To understand why table wine exists, it is important to know that wine making is a heavily regulated industry in many countries. Each type of wine is held to rigorous standards, from alcohol content to fermentation processes. Table wines, on the other hand, are often far less regulated compared to other forms of wine.

This means table wine provides the vintner with a chance to experiment, since across America and Europe they have fewer restrictions. So if a vintner wants to try a new blend of grapes or a different aging process table wines give them a chance to get around the strict regulations on the industry.

A bottle of table wine sitting across from you at dinner could be the next culinary masterpiece, the result of an innovative vintner thinking outside the wine industries strict regulations. Or it could just be a cheaply made, low-alcohol wine for dinner drinking, that’s the question surrounding every bottle of table wine.

Tips on How to Pick a Table Wine

Table wines are available outside of restaurants and vineyards, with bottles being sold everywhere from wine shops to gas stations. Since American table wines can come in any form of flavor besides fortified and sparkling, picking a table wine is more about knowing a quality product than choosing a better flavor.

The first and most obvious step is to thoroughly read the labels on wine bottles, since vintners are required to make certain information available on the bottle. Information like who made the wine, where it comes from, and what its ABV are will help you make an informed decision when buying.

The next step is to avoid big name wines from big name regions, since it is more expensive to grow and produce wine in these regions and with these grapes. This means table wines made there tend to be more expensive but lower quality, while less well known areas and grapes are cheaper to use, so those savings get passed on to buyers.

When considering location, also aim for warmer climates like California, since these areas tend to have fuller and easier wine harvests. A more consistent harvest means the vintner saves money on creating the wine, and this means you save money buying it.

A final factor to consider is why a particular bottle might be on sale or at a discount, if this comes up. Generally wines are put on sale either because they are not selling well, or because they are past the growing season and need to move product. Neither of these mean that on sale wine is worse than full price, it just means they are less popular or out of season.

What Else is Table Wine Good For?

Table wines are primarily designed for drinking, but they can have other uses as well. For a number of reasons, table wines are good for cooking if you need wine as an ingredient.

First, it is important to know that wines labeled “cooking wine” are often full of preservatives and additives that make them last longer, but also affect their taste. Using a real wine is the best way to maximize the flavor of whatever you are cooking.

To this end table wines make a great cooking ingredient, since they are cheap to buy and have many of the qualities of regular wine. You can also feel better about only using part of the bottle, since most recipes don’t need a full bottle of wine and wine will go bad after a few days once opened.

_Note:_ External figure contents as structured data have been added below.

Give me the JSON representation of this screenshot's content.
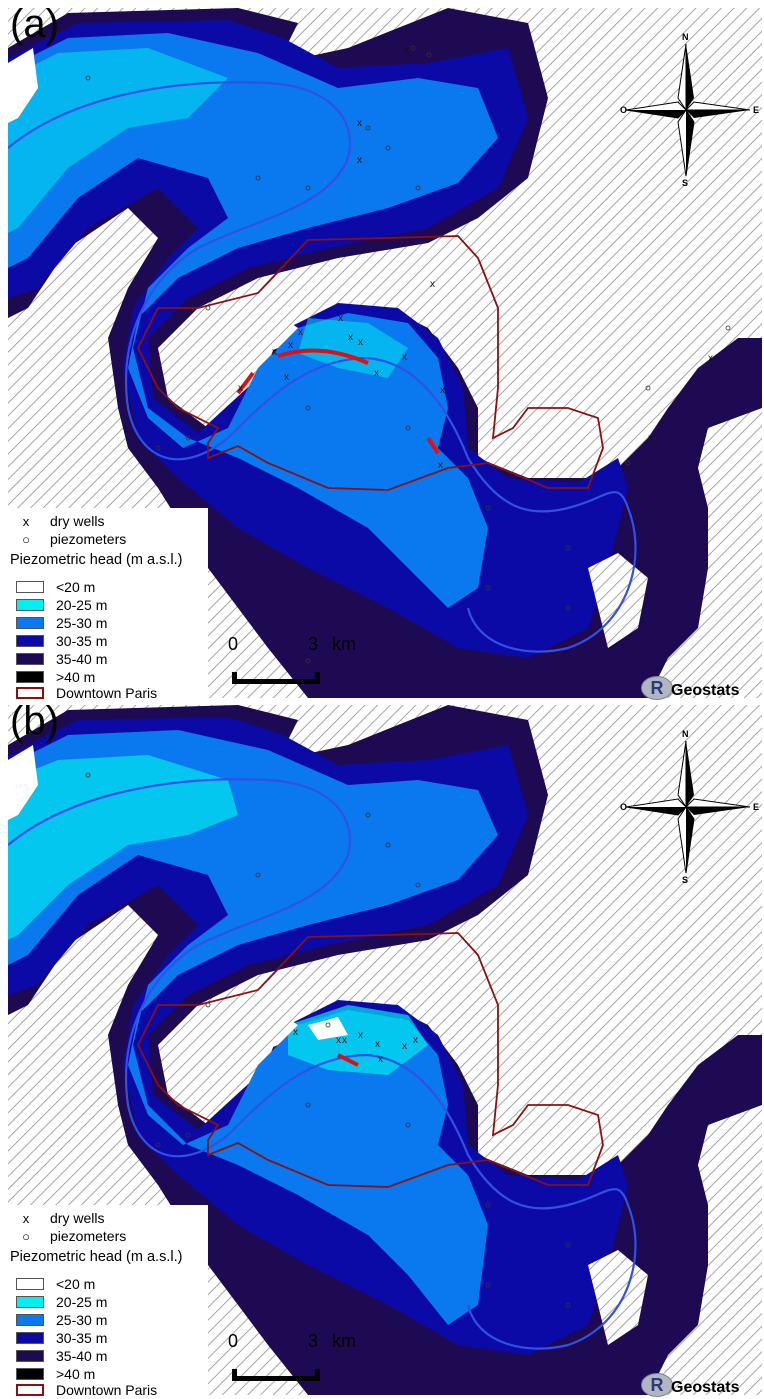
{
  "figure": {
    "panels": [
      {
        "label": "(a)"
      },
      {
        "label": "(b)"
      }
    ]
  },
  "legend": {
    "points": [
      {
        "symbol": "x",
        "label": "dry wells"
      },
      {
        "symbol": "○",
        "label": "piezometers"
      }
    ],
    "title": "Piezometric head (m a.s.l.)",
    "classes": [
      {
        "label": "<20 m",
        "color": "#ffffff"
      },
      {
        "label": "20-25 m",
        "color": "#00f0f0"
      },
      {
        "label": "25-30 m",
        "color": "#0a78ee"
      },
      {
        "label": "30-35 m",
        "color": "#0b0aa6"
      },
      {
        "label": "35-40 m",
        "color": "#1d0a52"
      },
      {
        "label": ">40 m",
        "color": "#000000"
      }
    ],
    "boundary": {
      "label": "Downtown Paris",
      "color": "#8b1010"
    }
  },
  "scalebar": {
    "start": "0",
    "end": "3",
    "unit": "km"
  },
  "compass": {
    "north": "N",
    "south": "S",
    "east": "E",
    "west": "O"
  },
  "logo": {
    "text": "Geostats",
    "glyph": "R"
  },
  "colors": {
    "hatch": "#9a9a9a",
    "river": "#3050e8",
    "dry_zone": "#e01010"
  }
}
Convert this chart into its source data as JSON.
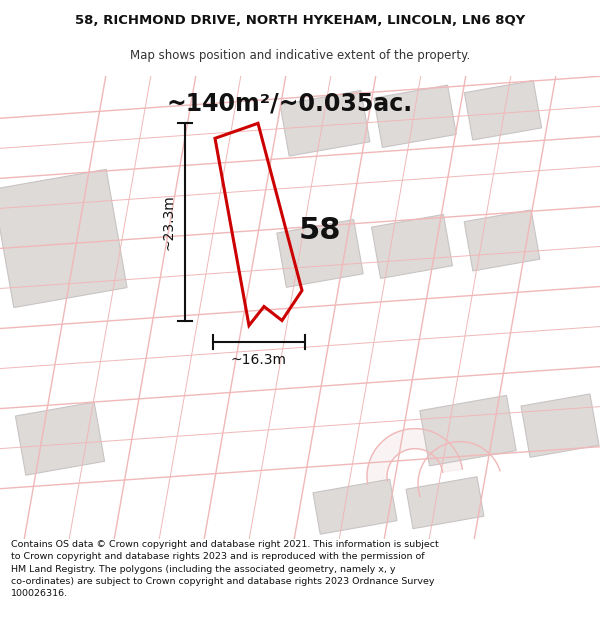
{
  "title_line1": "58, RICHMOND DRIVE, NORTH HYKEHAM, LINCOLN, LN6 8QY",
  "title_line2": "Map shows position and indicative extent of the property.",
  "area_label": "~140m²/~0.035ac.",
  "number_label": "58",
  "dim_height": "~23.3m",
  "dim_width": "~16.3m",
  "footer_text": "Contains OS data © Crown copyright and database right 2021. This information is subject\nto Crown copyright and database rights 2023 and is reproduced with the permission of\nHM Land Registry. The polygons (including the associated geometry, namely x, y\nco-ordinates) are subject to Crown copyright and database rights 2023 Ordnance Survey\n100026316.",
  "bg_color": "#ffffff",
  "map_bg": "#f7f5f5",
  "plot_outline_color": "#cc0000",
  "road_line_color": "#f0b8b8",
  "road_fill_color": "#f5e8e8",
  "building_color": "#dedad8",
  "building_outline": "#c8c4c4",
  "dim_line_color": "#111111",
  "title_fontsize": 9.5,
  "subtitle_fontsize": 8.5,
  "area_fontsize": 17,
  "number_fontsize": 22,
  "dim_fontsize": 10,
  "footer_fontsize": 6.8
}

If you lose a bottle of Bordeaux this way, you lose a lot of money in the process, but if you lose a $10 dollar bottle of red table wine to oxidation, that’s a much smaller loss. This combination of lower price with standard wine qualities makes table wines an excellent choice for cooking, especially on a budget.

Conclusion

Table wines are a curious phenomenon in restaurants and wine stores, which beg the question: what is this wine for?

The short answer is drinking with dinner, since they cost less and contain less alcohol than other wines, depending on where you live. The longer answer, is that they can be used for drinking or cooking by consumes and they give vintners a chance to experiment with new techniques or just dodge price-raising wine regulations.